The central bank had last month tightened digital lending norms to prevent some entities from charging excessive interest on loans and using unfair means to recover outstanding loans
The Reserve Bank of India (RBI) has asked banks and NBFCs (Non-Banking Financial Companies) to bring lending through digital medium under the amended rules. For this, they have been given time till November 30 to make arrangements. The objective of this initiative is to protect the interest of the customers.
The central bank had last month tightened digital lending norms to prevent some entities from charging excessive interest on loans and using unfair means to recover outstanding loans. The RBI said in a circular that outsourcing arrangements of regulated entities (banks and NBFCs) with Credit Service Providers (LSPs)/Digital Loan Apps (DLAs) do not reduce their obligations.

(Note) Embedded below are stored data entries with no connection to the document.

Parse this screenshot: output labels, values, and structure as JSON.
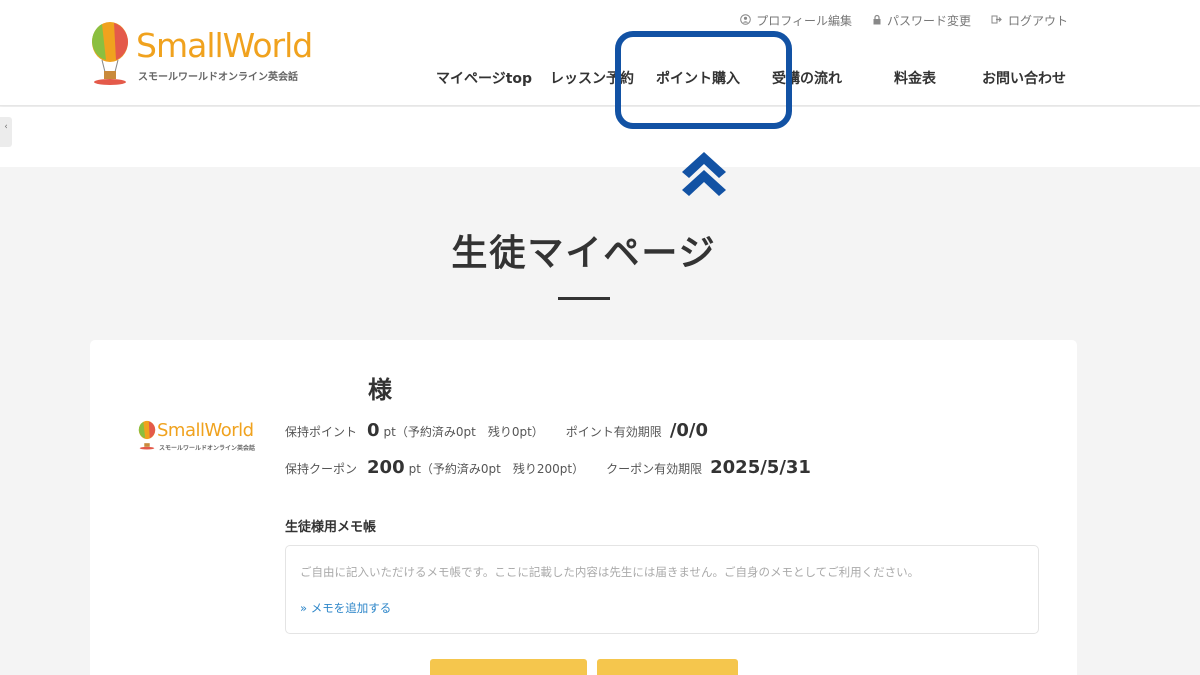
{
  "header": {
    "logo_text": "SmallWorld",
    "logo_sub": "スモールワールドオンライン英会話",
    "util_links": [
      {
        "label": "プロフィール編集",
        "icon": "person-icon"
      },
      {
        "label": "パスワード変更",
        "icon": "lock-icon"
      },
      {
        "label": "ログアウト",
        "icon": "logout-icon"
      }
    ],
    "nav": [
      {
        "label": "マイページtop"
      },
      {
        "label": "レッスン予約"
      },
      {
        "label": "ポイント購入"
      },
      {
        "label": "受講の流れ"
      },
      {
        "label": "料金表"
      },
      {
        "label": "お問い合わせ"
      }
    ]
  },
  "annotation": {
    "color": "#1252a4"
  },
  "page": {
    "title": "生徒マイページ"
  },
  "profile": {
    "name_suffix": "様",
    "points_label": "保持ポイント",
    "points_value": "0",
    "points_unit": "pt（予約済み0pt　残り0pt）",
    "points_expiry_label": "ポイント有効期限",
    "points_expiry_value": "/0/0",
    "coupon_label": "保持クーポン",
    "coupon_value": "200",
    "coupon_unit": "pt（予約済み0pt　残り200pt）",
    "coupon_expiry_label": "クーポン有効期限",
    "coupon_expiry_value": "2025/5/31"
  },
  "memo": {
    "title": "生徒様用メモ帳",
    "placeholder": "ご自由に記入いただけるメモ帳です。ここに記載した内容は先生には届きません。ご自身のメモとしてご利用ください。",
    "add_link": "» メモを追加する"
  },
  "colors": {
    "brand": "#f0a21e",
    "button": "#f5c64d",
    "link": "#2d86c9"
  }
}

The regulated entities shall ensure that the outsourcing institutions adhere to the extant guidelines. It has been said in the circular that the instructions will be applicable to existing customers taking new loans and new customers.

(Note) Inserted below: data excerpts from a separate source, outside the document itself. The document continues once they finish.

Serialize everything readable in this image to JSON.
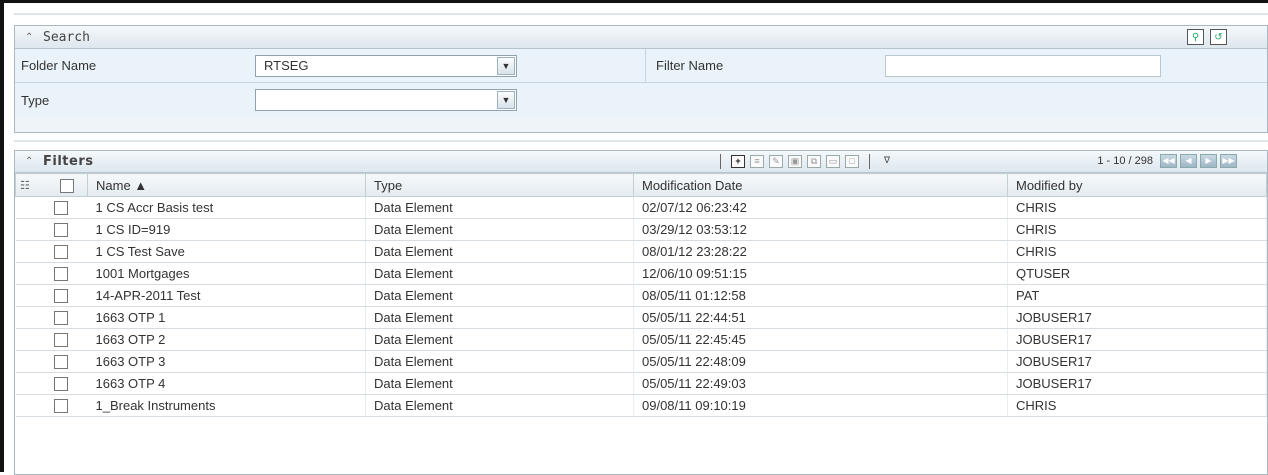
{
  "search": {
    "title": "Search",
    "collapse_glyph": "⌃",
    "tools": [
      {
        "name": "search-execute-icon",
        "glyph": "🔍"
      },
      {
        "name": "reset-icon",
        "glyph": "↺"
      }
    ],
    "folder_label": "Folder Name",
    "folder_value": "RTSEG",
    "filter_label": "Filter Name",
    "filter_value": "",
    "type_label": "Type",
    "type_value": ""
  },
  "filters": {
    "title": "Filters",
    "pager_text": "1 - 10 / 298",
    "columns": [
      "Name ▲",
      "Type",
      "Modification Date",
      "Modified by"
    ],
    "rows": [
      {
        "name": "1 CS Accr Basis test",
        "type": "Data Element",
        "date": "02/07/12 06:23:42",
        "by": "CHRIS"
      },
      {
        "name": "1 CS ID=919",
        "type": "Data Element",
        "date": "03/29/12 03:53:12",
        "by": "CHRIS"
      },
      {
        "name": "1 CS Test Save",
        "type": "Data Element",
        "date": "08/01/12 23:28:22",
        "by": "CHRIS"
      },
      {
        "name": "1001 Mortgages",
        "type": "Data Element",
        "date": "12/06/10 09:51:15",
        "by": "QTUSER"
      },
      {
        "name": "14-APR-2011 Test",
        "type": "Data Element",
        "date": "08/05/11 01:12:58",
        "by": "PAT"
      },
      {
        "name": "1663 OTP 1",
        "type": "Data Element",
        "date": "05/05/11 22:44:51",
        "by": "JOBUSER17"
      },
      {
        "name": "1663 OTP 2",
        "type": "Data Element",
        "date": "05/05/11 22:45:45",
        "by": "JOBUSER17"
      },
      {
        "name": "1663 OTP 3",
        "type": "Data Element",
        "date": "05/05/11 22:48:09",
        "by": "JOBUSER17"
      },
      {
        "name": "1663 OTP 4",
        "type": "Data Element",
        "date": "05/05/11 22:49:03",
        "by": "JOBUSER17"
      },
      {
        "name": "1_Break Instruments",
        "type": "Data Element",
        "date": "09/08/11 09:10:19",
        "by": "CHRIS"
      }
    ]
  }
}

RBI said, for smooth functioning of the system, regulated entities will be given time till November 30, 2022 to put in place adequate arrangements to ensure that the existing digital lending is also fully compliant with these guidelines.
Under the new arrangement, all loan disbursement and payments would need to be made only between the bank accounts of the borrower and the regulated entities. There is no need to use the ‘pool’ account of the loan service providers. In the circular issued on August 10, RBI said that also, if any fee etc. is to be paid in the lending process, it will be given by the regulated entities and not the borrower.